Ask a Captain and Chief’ is the VIRGINIA V’s new advice column, where Captain Dale Pederson and Chief Engineer Joe Schmitt respond to your questions about commanding a ship and operating an engine room. No question is too small, too big, or too technical! To submit a question, please email

Dear Chief Engineer…

What regulations do you need to adhere to these days, and do those regulations require any periodic tear down and inspection of the boiler? – Maddie

Dear Maddie,

This is an excellent question, and one that truly warrants a 3-page, single spaced answer. I’ve done my best to be succinct.

The S.S. VIRGINIA V is a U.S. Coast Guard inspected vessel.  As a vessel under 100 gross tons, certified to carry 150 or less passengers, the vessel is subjected to the regulations specified in Subchapter “T” of Title 46 (Shipping) of the Code of Federal Regulations (Parts 175-185).  In the maritime industry, you will hear a vessel of such particulars referred to as a “T-Boat”.  Subchapter “T” provides a codification of applicable regulations for vessel construction, inspection and certification, stability and watertight integrity, lifesaving equipment, fire protection equipment, machinery installations, electrical installations, and operations.
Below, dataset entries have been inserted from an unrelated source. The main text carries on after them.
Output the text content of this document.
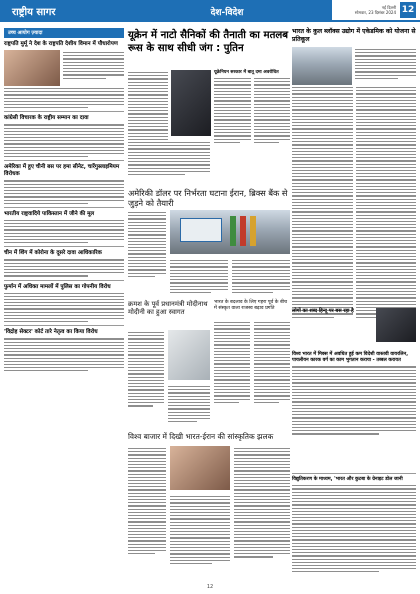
राष्ट्रीय सागर	देश-विदेश	नई दिल्ली
सोमवार, 23 दिसंबर 2024 12
उच्च आयोग ज़्यादा
राष्ट्रपति मुर्मू ने देश के राष्ट्रपति देशीय विमान में पौधारोपण
कांग्रेसी विचारक के राष्ट्रीय सम्मान का दावा
अमेरिका में हुए चीनी बस पर हमा सीनेट, चारेंगुस्लाइमियम विरोधक
भारतीय राष्ट्रवादिये पाकिस्तान में जीने की मूल
चीन में शिंग में कोरोना के दूसरे दावा आधिकारिक
फुर्मान में अधिक्त मामलों में पुलिस का गोपनीय विरोध
'विद्रोह सेक्टर' कोर्ट तारे नेतृत्व का किया विरोध
यूक्रेन में नाटो सैनिकों की तैनाती का मतलब रूस के साथ सीधी जंग : पुतिन
यूक्रेनियन सरकार में बातू दमा अवरोधित
अमेरिकी डॉलर पर निर्भरता घटाना ईरान, ब्रिक्स बैंक से जुड़ने को तैयारी
क्रमश के पूर्व प्रधानमंत्री मोदीनाथ मोदीनी का हुआ स्वागत
भारत के बदलाव के लिए गहरा पूर्व के बीच में संस्कृत वाला राजस्व बढ़ाव प्रगति
विश्व बाजार में दिखी भारत-ईरान की सांस्कृतिक झलक
भारत के कुल ब्लॉक्स उद्योग में एकेडमिक को योजना से प्रतिकूल
लोगों का शब्द हिन्दू पर बस रहा है
विश्व भारत में मिक्स में अवधित हुई कम विदेशी वास्तवी वायरलिन, पायलीयन कारक वर्ग का काम भुगतान कराया - तब्बल करायत
विद्युतिकरण के माध्यम, 'भारत और कुटबा के ग्रेनाइट डोल जानी
12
Subpart “H” (Part 176) of Subchapter “T” requires pressure vessels and boilers to be tested and inspected in accordance with the requirements set forth in 46 CFR Part 61 in Subchapter “F” (Machinery Engineering).  The inspection and testing requirements are based on the Maximum Allowable Working Pressure (MAWP) of the boiler, the basic design of the boiler (watertube vs. firetube) and the vessel’s service (passenger vessel vs. other vessel). Since the vessel’s watertube boiler is rated at a pressure of 250 psi, we must perform the following inspections and tests, in the presence of a U.S.C.G. Machinery Inspector, at the following intervals:

  1. Hydrostatic pressure test to 1.25X the boiler’s MAWP – 2.5 years.
  2. Main and auxiliary steam piping hydrostatic pressure test to 1.25X MAWP – 2.5 years.
  3. Fireside inspection (internal fire box) – 2.5 years.*
  4. Waterside inspection (steam drum, mud drum, borescope of generating tube internals) – 2.5 years.*
  5. Safety valve pressure testing (verify lift pressure and blowdown) – 2.5 years.**
  6. Boiler valve inspection – 5 years.
  7. Boiler valve stud and bolt inspection – 10 years.
  8. Boiler mount inspection (requires removal of all boiler valves) – 10 years.
  9. Steam pressure gauge calibration – 2.5 years.
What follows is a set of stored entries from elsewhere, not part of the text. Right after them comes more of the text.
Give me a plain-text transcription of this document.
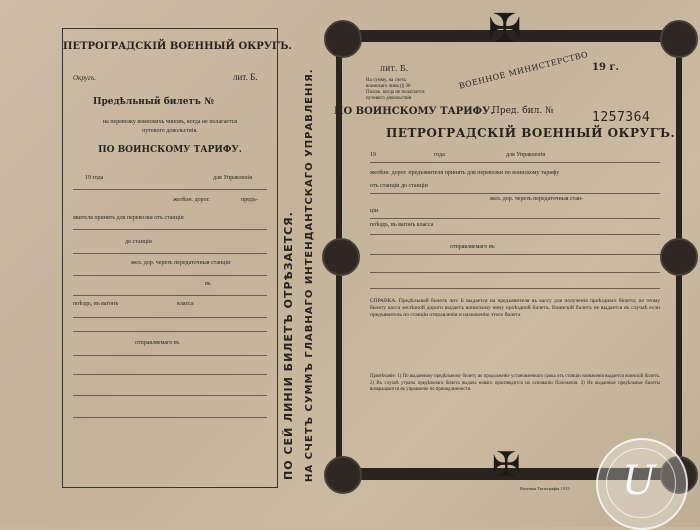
ПЕТРОГРАДСКIЙ ВОЕННЫЙ ОКРУГЪ.
Округъ.	лит. Б.
Предѣльный билетъ №
на перевозку воинскихъ чиновъ, когда не полагается
путевого довольствiя.
ПО ВОИНСКОМУ ТАРИФУ.
19 года	для Управленiя
желѣзн. дорог.	предъ-
явителя принять для перевозки отъ станцiи
до станцiи
жел. дор. черезъ передаточныя станцiи
въ
поѣздъ, въ вагонъ	класса
отправляемаго въ	ПО СЕЙ ЛИНIИ БИЛЕТЪ ОТРѢЗАЕТСЯ. НА СЧЕТЪ СУММЪ ГЛАВНАГО ИНТЕНДАНТСКАГО УПРАВЛЕНIЯ.
✠
✠
лит. Б.	19 г.
На сумму, на счетъ
воинскаго чина (§ 30
Полож. когда не полагается
путевого довольствiя
ВОЕННОЕ МИНИСТЕРСТВО
ПО ВОИНСКОМУ ТАРИФУ.
Пред. бил. №	1257364
ПЕТРОГРАДСКIЙ ВОЕННЫЙ ОКРУГЪ.
19	года	для Управленiя
желѣзн. дорог. предъявителя принять для перевозки по воинскому тарифу
отъ станцiи до станцiи
жел. дор. черезъ передаточныя стан-
цiи
поѣздъ, въ вагонъ класса
отправляемаго въ
СПРАВКА. Предѣльный билетъ лит. Б выдается на предъявителя въ кассу для полученiя проѣзднаго билета; по этому билету касса желѣзной дороги выдаетъ воинскому чину проѣздной билетъ. Воинскiй билетъ не выдается въ случаѣ если предъявитель по станцiи отправленiя и назначенiю этого билета
Примѣчанiе: 1) По выданному предѣльному билету во продолженiе установленнаго срока отъ станцiи назначенiя выдается воинскiй билетъ. 2) Въ случаѣ утраты предѣльнаго билета выдача новаго производится на основанiи Положенiя. 3) Не выданные предѣльные билеты возвращаются въ управленiе по принадлежности.
Военная Типографiя 1915 U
*       Our engineers conduct a boiler waterside inspection annually to ensure that the boiler water chemistry protocol is effective in protecting boiler drum and steam generating tube internals.  In addition, the boiler firesides are also examined each year to check the burner throat and diffuser, external tube surfaces, and firebox refractory condition.

**    The boiler safety valve testing is performed annually in conjunction with the vessel’s boiler automation test procedure (see below).
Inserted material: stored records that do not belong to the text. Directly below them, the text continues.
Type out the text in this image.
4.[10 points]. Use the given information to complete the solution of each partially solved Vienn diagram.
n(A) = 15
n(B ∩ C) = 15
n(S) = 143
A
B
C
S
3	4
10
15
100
In addition to the above inspection and test requirements, during the Certificate of Inspection examination and the annual and periodic re-inspections, the U.S.C.G. approved boiler automation test procedures must be conducted in the presence of a U.S.C.G. Machinery Inspector.  The automation test procedure verifies the proper function of the following boiler operational safety features:

  1. Low boiler drum water level alarm.
  2. Low boiler drum water level fuel trip.
  3. High boiler drum water level alarm.
  4. Low steam pressure alarm.
  5. High steam pressure alarm.
  6. High steam pressure fuel trip.
  7. Safety valve pressure test.
  8. Flame failure alarm and trip.
  9. Low fuel pressure alarm and trip.
  10. Low atomizing steam pressure alarm and trip.
  11. Low forced draft fan pressure alarm and trip.

Rest assured, the focus of our vessel engineers is the safety of our passengers, crew, and the S.S. VIRGINIA V.